In recent months the debate on the minimum wage in Italy has been very heated. It is an instrument present in almost all European countries, with the exception of Denmark, Austria, Finland, Sweden and, indeed, Italy (to which it is entrusted to the negotiation of collective agreements). But there is a novelty. In a recent judgment (27711 2nd Oct 2023), the Supreme Court of Cassation intervened, upholding the case of an unarmed private security worker, employed in a supermarket, who was asking for an adjustment to his salary, which was considered too low despite the fact that it was regulated by the national collective agreement applied by the cooperative where he was employed.
In particular, the Supreme Court ruled that for the purposes of assessing the 'just pay', it would not be sufficient to only compare it with the wages provided for by collective bargaining agreements in similar sectors, but other economic and statistical indicators should also be taken into account, as well as EU Directive 2022/2041.
In light of this ruling, what will be the impact on the world of work?
According to lawyer Antonella Losinno, partner at the Daverio & Florio law firm in Italy, specialised in labour law and social welfare law, this is an entirely innovative ruling, as it "remits to the Judges the assessment of the adequacy of remuneration to the principles of proportionality and sufficiency to ensure a free and dignified existence established by Article 36 of the Constitution, even in the presence of a collective sector agreement signed by the comparatively most representative trade unions indicating the minimum reference wage."

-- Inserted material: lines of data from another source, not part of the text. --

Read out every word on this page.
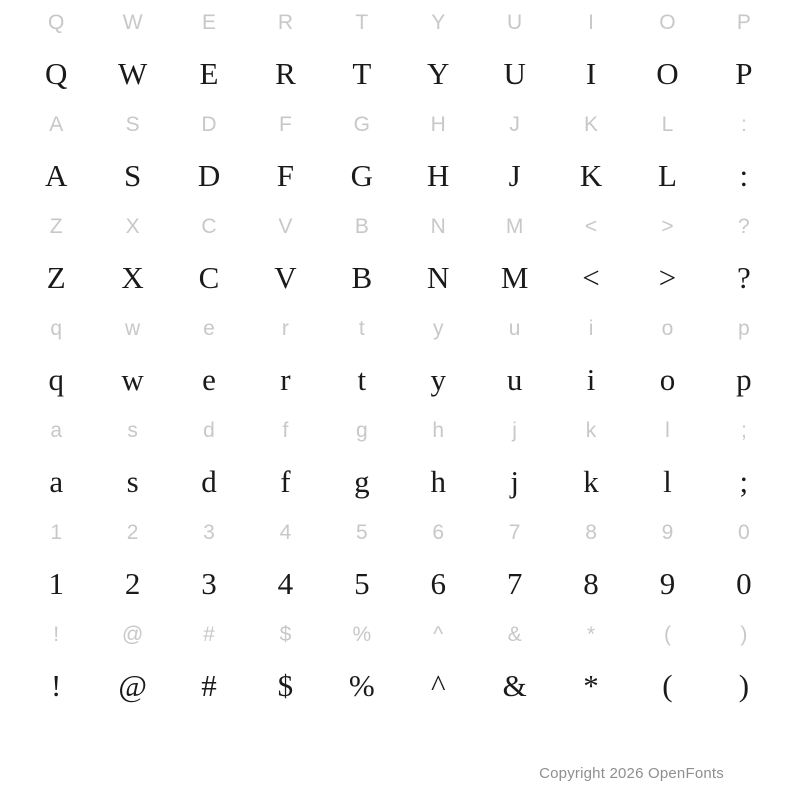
Q	W	E	R	T	Y	U	I	O	P
Q	W	E	R	T	Y	U	I	O	P
A	S	D	F	G	H	J	K	L	:
A	S	D	F	G	H	J	K	L	:
Z	X	C	V	B	N	M	<	>	?
Z	X	C	V	B	N	M	<	>	?
q	w	e	r	t	y	u	i	o	p
q	w	e	r	t	y	u	i	o	p
a	s	d	f	g	h	j	k	l	;
a	s	d	f	g	h	j	k	l	;
1	2	3	4	5	6	7	8	9	0
1	2	3	4	5	6	7	8	9	0
!	@	#	$	%	^	&	*	(	)
!	@	#	$	%	^	&	*	(	)
Copyright 2026 OpenFonts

"In the past, in fact, the Judges had limited themselves to adapting to the principles of Article 36 of the Constitution the wages set by collective agreements signed by unions without real representation or where the employer did not apply any collective agreement."
"It is now likely that there will be an increase in lawsuits on the matter (already, however, pending before the courts of merit) by workers who feel that their pay is inadequate. It is therefore appropriate for companies to verify the adequacy of remuneration to the parameters indicated by the Supreme Court, even where they apply collective agreements signed by comparatively more representative trade unions."
"It is, therefore, to be hoped that clear indications will emerge from the National Economic and Labour Council (CNEL), which is working on the matter, as soon as possible, which in any case cannot fail to take into account what the Court has indicated," Ms Losinno added.